Racontant l'histoire d'Al-Aleku, son proche basé au Kurdistan irakien Farhad Osso, un militant des droits de l'homme, a déclaré à Arab News que la lycéenne avait effectivement été kidnappée après que la mère de son amie l'avait emmenée au bureau de sécurité kurde local.
Al-Aleku s'est retrouvée dans un camp d'entraînement pour jeunes appelés, où elle a subi des mois d'exercices militaires exténuants et d'endoctrinement politique. Pendant tout ce temps, elle n'a eu aucun contact avec sa famille, selon Osso.

Rawan Al-Aleku, a été rendue à sa famille un an après son recrutement à l'âge de 16 ans. (Photo fournie)

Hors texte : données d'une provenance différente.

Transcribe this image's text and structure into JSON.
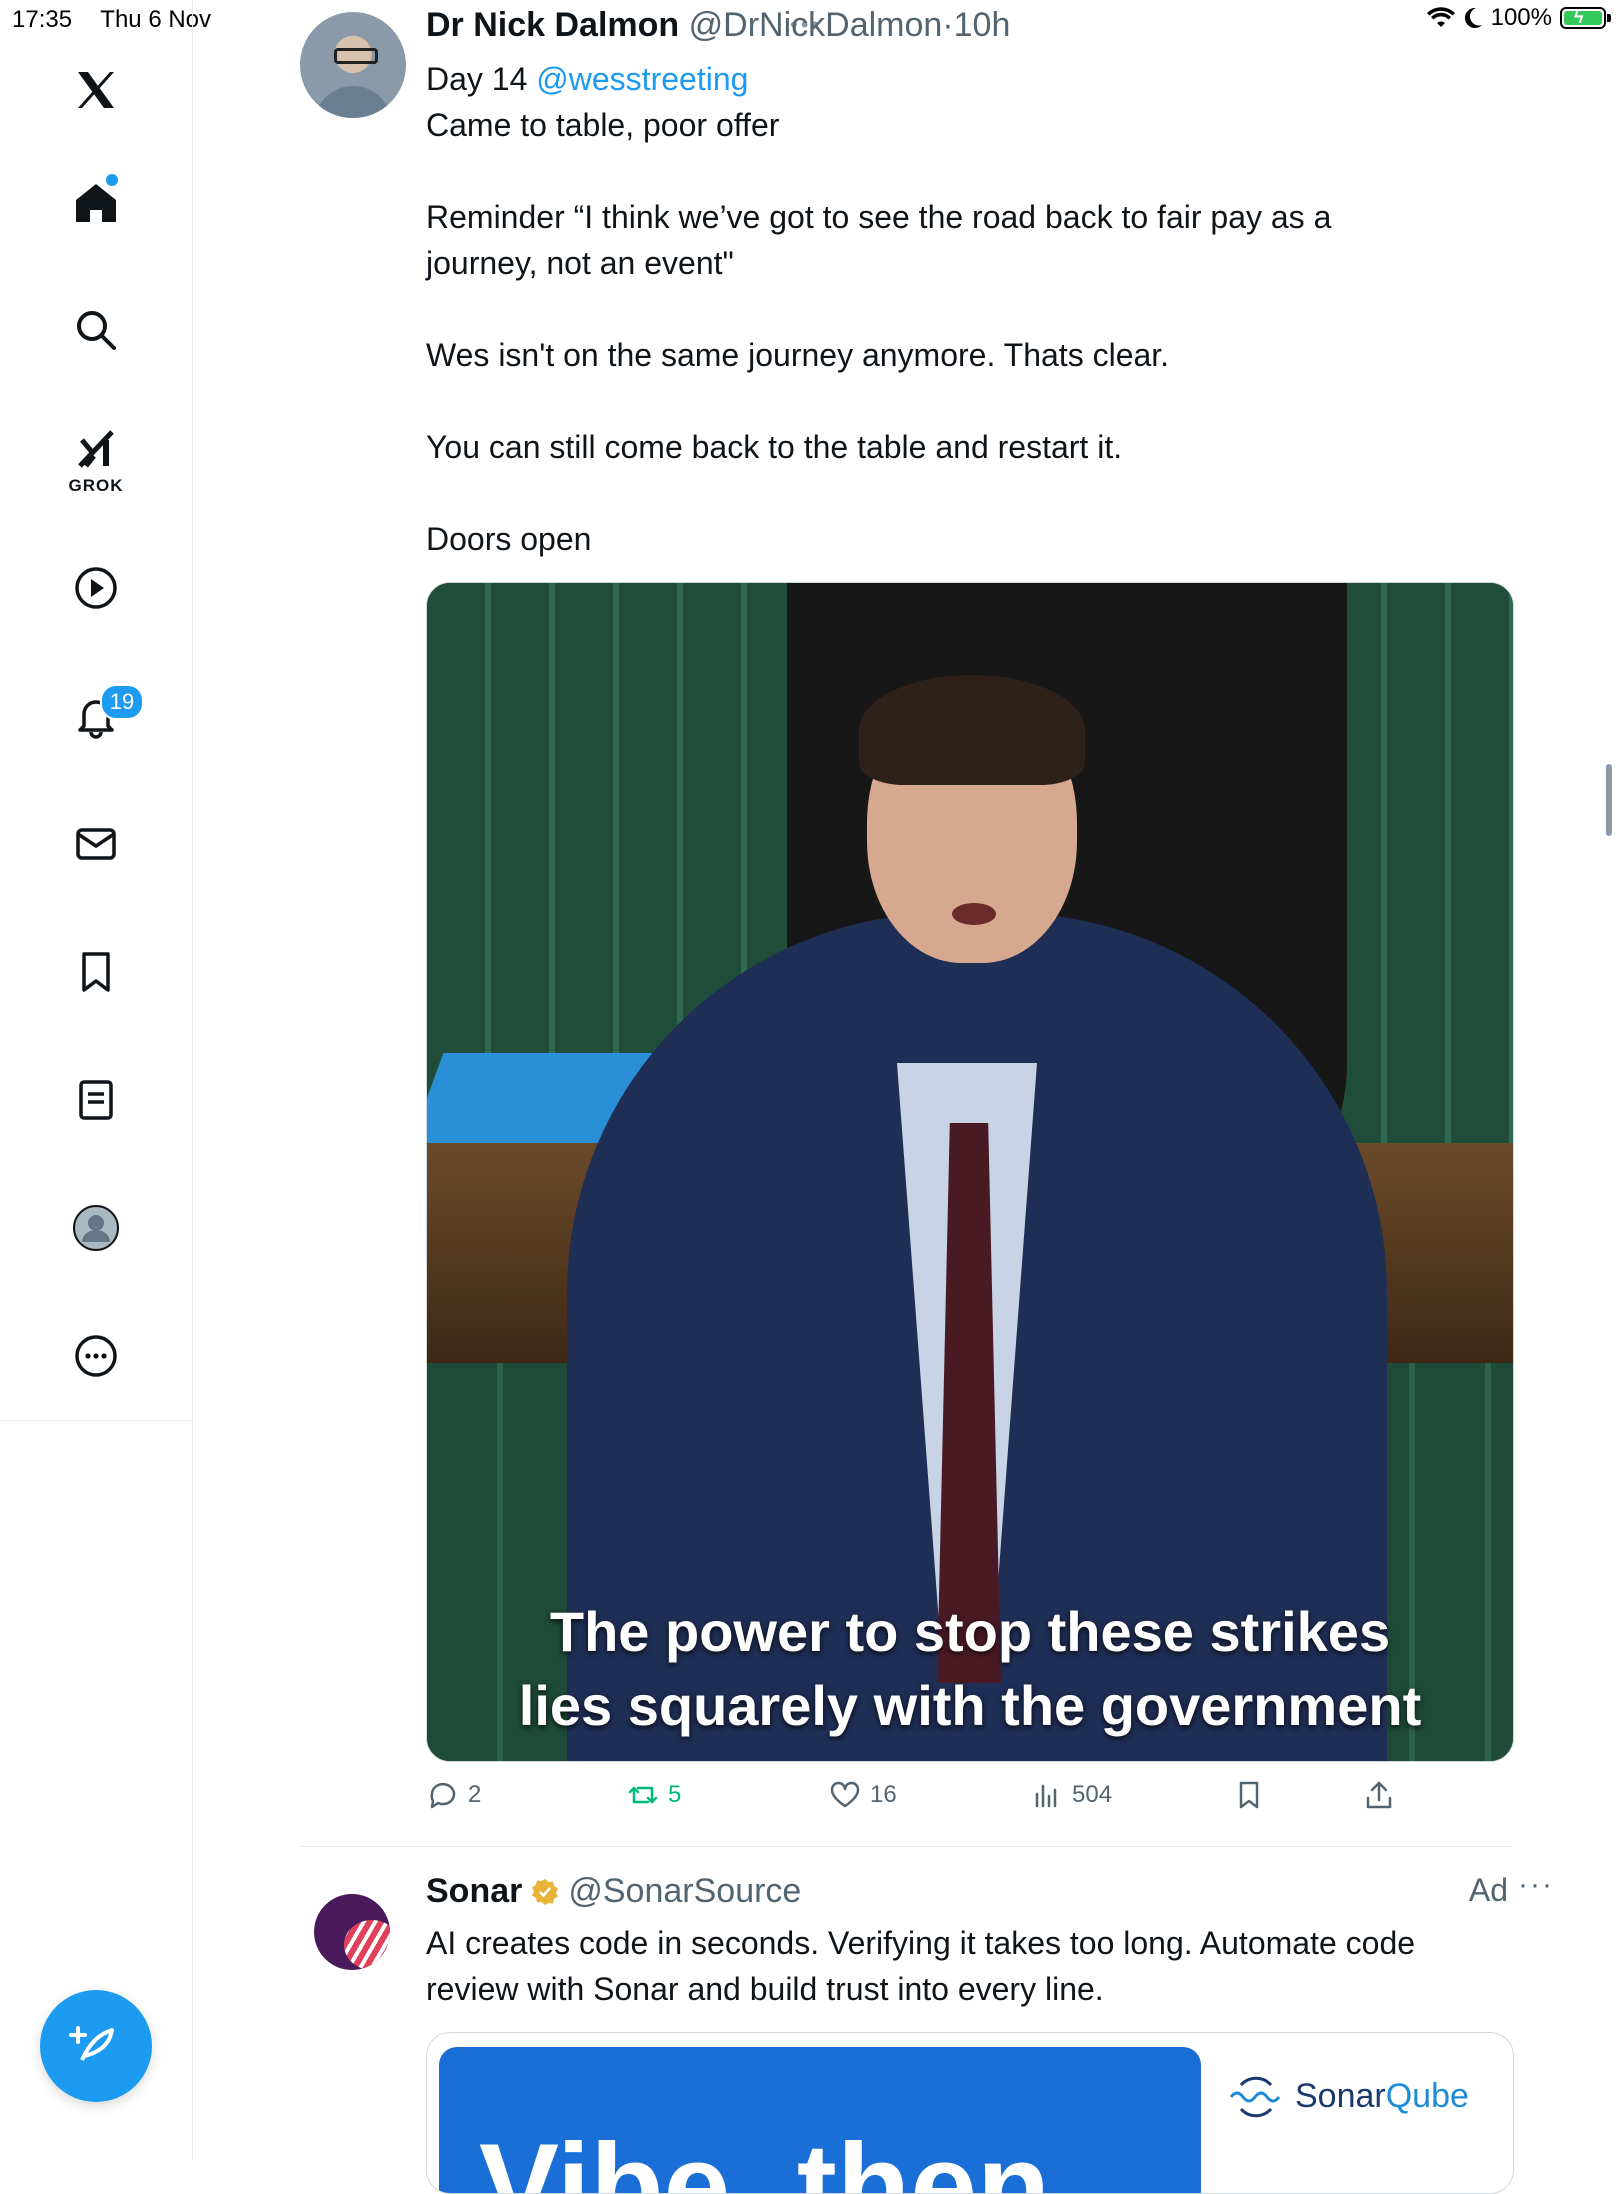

Alors que les semaines se transformaient en mois, le père d'Al-Aleku, Omran, a demandé sa libération de plus en plus en colère, ce qui a finalement abouti à son arrestation.
Une fois libéré, il a publié une lettre ouverte sur Facebook réclamant la liberté de sa fille.
«Mon cas est celui d'un enlèvement, l'enlèvement d'un enfant de son domicile, de son école et de ses amis et de son enfance», a écrit Omran, s'adressant directement au commandant en chef des FDS, Mazloum Abdi, qui s'était engagé un an plus tôt à mettre fin à la pratique du recrutement d'enfants.
«Ces traîtres ont kidnappé ma fille. On m'a dit que vous respectiez votre engagement, alors pourquoi appliquez-vous les règles uniquement là où vous le jugez bon ? Vous avez volé mon passé, mon présent et mon futur».

Les femmes dans les rangs du SDF ont été une source d'inspiration particulière. (Photo, AFP)

L'histoire d'Al-Aleku n'est pas isolée dans le nord-est de la Syrie. Lorsque Daech a commencé à s'emparer du territoire à l'été 2014, les FDS ont formé une alliance multiethnique qui s'est associée à la coalition dirigée par les États-Unis pour reprendre le territoire aux extrémistes. Dans le processus, des dizaines de combattants mineurs ont été entraînés dans ses rangs.
Avant le soulèvement syrien de 2011, la langue et la culture kurdes étaient réprimées par le régime du président Bashar Al- Assad.
Mais lorsque les troupes du régime ont été retirées du nord multiethnique de la Syrie pour réprimer le soulèvement ailleurs, les Kurdes ont commencé à gérer leurs propres affaires.
C'est en 2014, avec l'émergence de Daech, que les Kurdes se sont mobilisés pour défendre leurs libertés retrouvées.

Parmi les combattantes des FDS, des militants des droits humains ont découvert des cas d'adolescentes enrôlées de force. (Photo, AFP)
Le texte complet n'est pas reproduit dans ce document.